Борис Можаев - Мужики и бабы
Как раз накануне Троицы... Поехали они в Мучинскую дубовую рощу за молодняком. Отец передом. "Мужики, - говорит он, - поскольку царя нет, таперика распоряжаемся мы". Ну, заехали с краю, который поближе, и пошла щеповня... только роща загудела. Вот тебе является объездчик от управляющего хутором: "Пошто дубье дерем? Кто старший?" - "Я", - говорит Тимофей Кадыков. "Чье решение?" - "Наше... На сходе решили". - "Тогда, говорит, пойдемте к выборным и управляющему. Акт подпишем. Ему ведь тоже отчитываться надо. Лес-то помещичий". Управляющий Квашнин, а помещик Кривокопытов сидит далеко, где-то в Рязани. Его лес-то... "Ну да, был его..." Пойдем, подпишем. Пусть знает наших. Пошли с объездчиком Тимофей Кадыков да кум Епифаний Драный. Энтому не впервой, ходок бывалый по всем мужицким хлопотам. Его и драли не раз в волости за недоимки, отсюда и прозвище прилепилось. Пошли весело, ходко... Вот тебе, не прошло и часу бежит Епифаний без фуражки, рубаха располосована, пупок наружу и орет: "Ребята, наших бьют". Ну, ринулись мужики на хутор, кто с топором, кто с дубьем... А там - тишина мертвая. Ворота на запоре, двери дубовые... Не дом - крепость. Стучат, грохают в окна, в двери. Ни звука. "Они в погреб его затащили! - кричит Епифаний. - Высаживай двери!" Подняли бревно от завалинки, раскачали - шарах в ворота! Они с крюков слетели. Ворвались на двор... Так и есть. Сидит в погребе Тимофей, связанный валяется, весь в синяках, и кляп во рту. Ах, туды вашу растуды!.. Скрутили, связали управляющего и двух скотников и давай им банки рубить: один шкуру на животе оттягивает, закручивает, а другой ребром шершавой ладони, что доской, по натянутой коже как шарахнет - "бух!". "А-ы-ы!" И лиловые, иссиня-кровавые потеки плывут, растекаются радужным переливом по вспухшей коже. Управляющий Квашнин - мужчина солидный, кожа белая, живот большой. Захватывали толстую брюшину его пятерней, били в две руки глухо, как в дежу с тестом. После трех банок он и голос потерял, только носом свистит да хрипом исходит.
Этих кинули посреди двора связанными, Тимофея поставили на ноги. Ну, как - своим ходом пойдешь? Пойду... И только тут заметили объездчика - он на повети хоронился. Они было бросились за ним. Он через забор сверху-то маханул - да в сад. А там лошадь у него привязана была. Пока мужики очухались, выбежали со двора, он уж по дороге зацокал... Только пыль столбом.
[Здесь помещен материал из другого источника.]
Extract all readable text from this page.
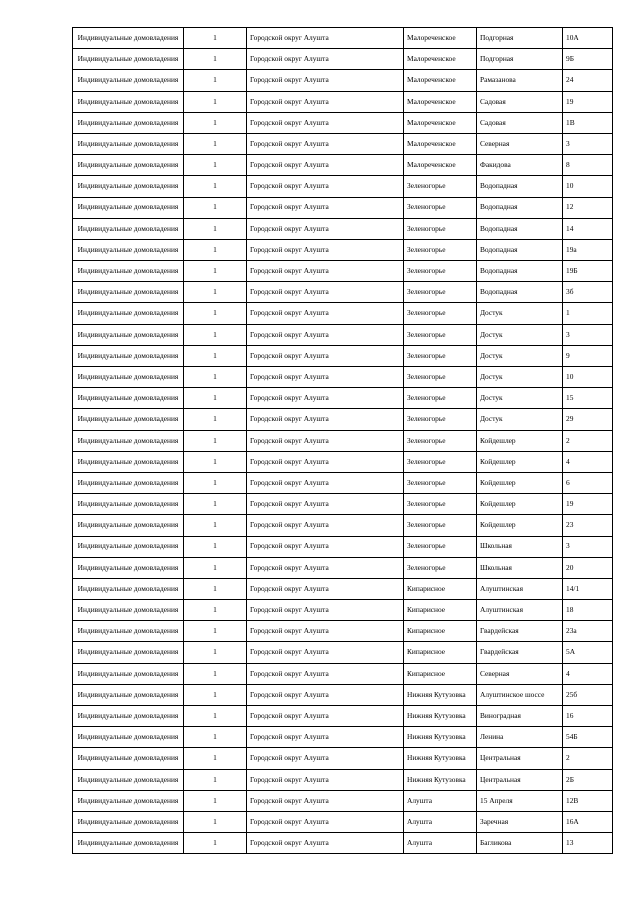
Индивидуальные домовладения	1	Городской округ Алушта	Малореченское	Подгорная	10А
Индивидуальные домовладения	1	Городской округ Алушта	Малореченское	Подгорная	9Б
Индивидуальные домовладения	1	Городской округ Алушта	Малореченское	Рамазанова	24
Индивидуальные домовладения	1	Городской округ Алушта	Малореченское	Садовая	19
Индивидуальные домовладения	1	Городской округ Алушта	Малореченское	Садовая	1В
Индивидуальные домовладения	1	Городской округ Алушта	Малореченское	Северная	3
Индивидуальные домовладения	1	Городской округ Алушта	Малореченское	Факидова	8
Индивидуальные домовладения	1	Городской округ Алушта	Зеленогорье	Водопадная	10
Индивидуальные домовладения	1	Городской округ Алушта	Зеленогорье	Водопадная	12
Индивидуальные домовладения	1	Городской округ Алушта	Зеленогорье	Водопадная	14
Индивидуальные домовладения	1	Городской округ Алушта	Зеленогорье	Водопадная	19а
Индивидуальные домовладения	1	Городской округ Алушта	Зеленогорье	Водопадная	19Б
Индивидуальные домовладения	1	Городской округ Алушта	Зеленогорье	Водопадная	3б
Индивидуальные домовладения	1	Городской округ Алушта	Зеленогорье	Достук	1
Индивидуальные домовладения	1	Городской округ Алушта	Зеленогорье	Достук	3
Индивидуальные домовладения	1	Городской округ Алушта	Зеленогорье	Достук	9
Индивидуальные домовладения	1	Городской округ Алушта	Зеленогорье	Достук	10
Индивидуальные домовладения	1	Городской округ Алушта	Зеленогорье	Достук	15
Индивидуальные домовладения	1	Городской округ Алушта	Зеленогорье	Достук	29
Индивидуальные домовладения	1	Городской округ Алушта	Зеленогорье	Койдешлер	2
Индивидуальные домовладения	1	Городской округ Алушта	Зеленогорье	Койдешлер	4
Индивидуальные домовладения	1	Городской округ Алушта	Зеленогорье	Койдешлер	6
Индивидуальные домовладения	1	Городской округ Алушта	Зеленогорье	Койдешлер	19
Индивидуальные домовладения	1	Городской округ Алушта	Зеленогорье	Койдешлер	23
Индивидуальные домовладения	1	Городской округ Алушта	Зеленогорье	Школьная	3
Индивидуальные домовладения	1	Городской округ Алушта	Зеленогорье	Школьная	20
Индивидуальные домовладения	1	Городской округ Алушта	Кипарисное	Алуштинская	14/1
Индивидуальные домовладения	1	Городской округ Алушта	Кипарисное	Алуштинская	18
Индивидуальные домовладения	1	Городской округ Алушта	Кипарисное	Гвардейская	23а
Индивидуальные домовладения	1	Городской округ Алушта	Кипарисное	Гвардейская	5А
Индивидуальные домовладения	1	Городской округ Алушта	Кипарисное	Северная	4
Индивидуальные домовладения	1	Городской округ Алушта	Нижняя Кутузовка	Алуштинское шоссе	25б
Индивидуальные домовладения	1	Городской округ Алушта	Нижняя Кутузовка	Виноградная	16
Индивидуальные домовладения	1	Городской округ Алушта	Нижняя Кутузовка	Ленина	54Б
Индивидуальные домовладения	1	Городской округ Алушта	Нижняя Кутузовка	Центральная	2
Индивидуальные домовладения	1	Городской округ Алушта	Нижняя Кутузовка	Центральная	2Б
Индивидуальные домовладения	1	Городской округ Алушта	Алушта	15 Апреля	12В
Индивидуальные домовладения	1	Городской округ Алушта	Алушта	Заречная	16А
Индивидуальные домовладения	1	Городской округ Алушта	Алушта	Багликова	13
"Ну, мужики, таперика берегись, - сказать Тимофей. - Всей милицией явятся". - "Ня бойсь!.. Мы тебя не выдадим".
На другой день у пантюхинской околицы появился милицейский патруль шесть верховых с винтовками через плечо. Мужики заставили околицу телегами, набросали на телеги бороны зубьями кверху и сами залегли, кто с дробовиком, кто с берданкой, а кто и с вилами да с косой. Баррикада!
- Выдайте зачинщика! - говорит старший наезда. - Не то отряд вызовем. Хуже будет.
А те из-за своей засады:
- Лес наш. Таперика мы сами хозяева. Подавайте в суд. Пускай рассудят по закону.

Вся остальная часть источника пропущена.